– Koko Kalango, Project Director, Port Harcourt World Book Capital and Book Festival Director
How did you pull the string in bringing the world to Nigeria in 2014?
There is a process in UNESCO. First, you enter a competitive bid. I felt Nigeria was well qualified to be the world book capital, having produced some of the world’s greatest writers like Wole Soyinka, the first son of African descent to win a Nobel Prize in Literature; the writer of Africa’s most popular book, Things Fall Apart, Chinua Achebe; younger writers like Ben Okri; Chimamanda Adichie; Chibudun Onusuo…so we have that history. Also, we have cities like Port Harcourt that has become home to great writers like Elechi Amadi, Gabriel Okala, Ola Rotimi and many others in the younger generation.
So, according to the stipulation of UNESCO, we put in the bid, and among about 14 contestants, including Oxford (in the UK) and others like Lyon (in France) and Shaja in the United Arab Emirates and one in South Korea, we beat all of them to emerge the World Book Capital. What this means is that for a year, we hold the title. And in that year, we will run different programmes to promote books and reading. The festival has been on for seven years and this is the seventh year, and this one is special because we are the World Book Capital.
And it has coincided with Nigeria’s Centenary Celebration.
Exactly, and it is double celebration.
Why the choice of Port Harcourt?
I will tell you what UNESCO said. They said they were impressed with the rich quality of programmes proposed, the impact it will have on the youth and the spiralling effect on the book chain industry – the readers, the writers, the publishers and the editors – to drive up literacy rate in Nigeria primarily and, hopefully, it will then ripple out to the rest of the continent.

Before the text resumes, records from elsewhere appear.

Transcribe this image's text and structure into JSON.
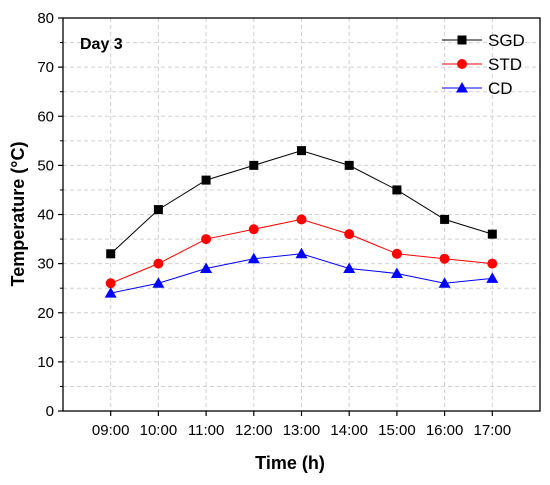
{
  "chart_data": {
    "type": "line",
    "annotation": "Day 3",
    "x": [
      "09:00",
      "10:00",
      "11:00",
      "12:00",
      "13:00",
      "14:00",
      "15:00",
      "16:00",
      "17:00"
    ],
    "xlabel": "Time (h)",
    "ylabel": "Temperature (°C)",
    "ylim": [
      0,
      80
    ],
    "yticks": [
      "0",
      "10",
      "20",
      "30",
      "40",
      "50",
      "60",
      "70",
      "80"
    ],
    "grid": true,
    "legend_position": "top-right",
    "series": [
      {
        "name": "SGD",
        "values": [
          32,
          41,
          47,
          50,
          53,
          50,
          45,
          39,
          36
        ],
        "color": "#000000",
        "marker": "square"
      },
      {
        "name": "STD",
        "values": [
          26,
          30,
          35,
          37,
          39,
          36,
          32,
          31,
          30
        ],
        "color": "#ff0000",
        "marker": "circle"
      },
      {
        "name": "CD",
        "values": [
          24,
          26,
          29,
          31,
          32,
          29,
          28,
          26,
          27
        ],
        "color": "#0000ff",
        "marker": "triangle"
      }
    ]
  }
}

How will this impact on Nigeria’s educational sector in the years to come?
First of all, it is a thing of pride. We’ve made history. We have proved that we can do it and we can. This country has been blessed by God with human and material resources, and a lot of times outside you hear bad news coming from Africa. This event therefore boosts our moral; it is an encouragement. Even if we hear bad news, in the midst of that, there is a lot of good work going on in education and in other areas. This therefore puts an endorsement on the city of Port Harcourt. I commend the governor for putting education at the forefront of his agenda – even Mr President, through his Bring Back the Book project. They all supported the bid – the President, the governor. You know, UNESCO requires that the government support, and that is how it came to us and it is an encouragement to us.